Monday, October 24, 2016

The Girl Books



The Girl Books

Since the great popularity of Gone Girl and the accompanying movie, book titles with the word girl in them have been popping out with predictable regularity. Now with the popularity of The Girl on the Train and its movie, I suspect the trend will continue for at least a while yet. Both books revolve around the disappearance of a woman and the ensuing investigation, which centers on their romantic partners. The characters in both are unsympathetic, bringing their problems on themselves to a large extent. The main character on The Girl on the Train, however, grew on me about halfway through the book.
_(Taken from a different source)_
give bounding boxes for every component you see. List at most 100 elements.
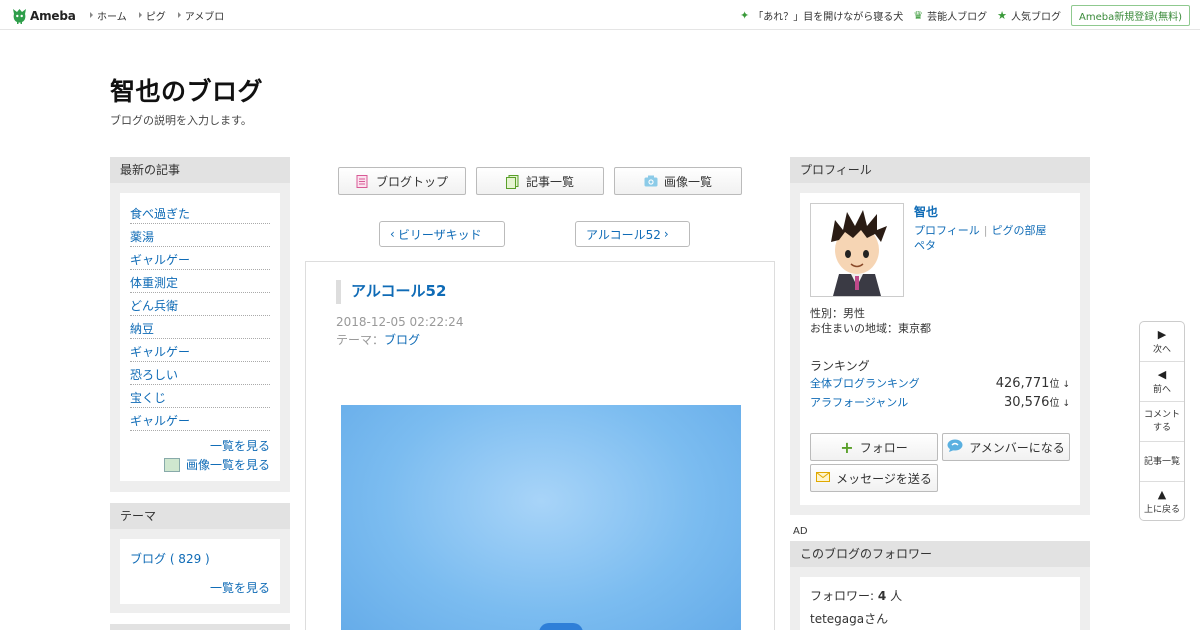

I found the story slow and difficult to become invested in before that point.

Gone Girl was better written, but I didn’t enjoy it. I only finished it because of its popularity. I wanted to see what the public finds worth buying. I have to admit that the murder mystery isn’t my favorite genre, even though one of this book’s twists—one I found obvious—was that the missing woman was not murdered. Unfortunately, I didn’t like her or the accused husband well enough to care how the story turned out, a second twist I found obvious, though there were lesser twists I didn’t see beforehand. Considering the book’s sales, it must be me.

The Girl on the Train seemed to tell a lot of the story—how the character felt, why they felt that way—rather than show it through action, which writing experts warn is the mark of an amateur. They obviously can’t always predict the readers’ tastes. The movie is getting very good reviews and I wonder if the movie is driving the sale of the book, which reads somewhat like a script. This may be the rare case, such as The Prince of Tides, when the movie is better than the book. I haven’t seen either of the girl movies.

The characters in The Girl on the Train made poor choices and did stupid things but it came from personal traumas rather than the nastiness or selfishness central to the characters in Gone Girl, so let the reader feel bad for their predicaments.

One final word on The Prince of Tides—Nick Nolte deserved his Oscar nomination and Barbra Streisand deserved more credit for turning a mediocre book into a wonderful movie.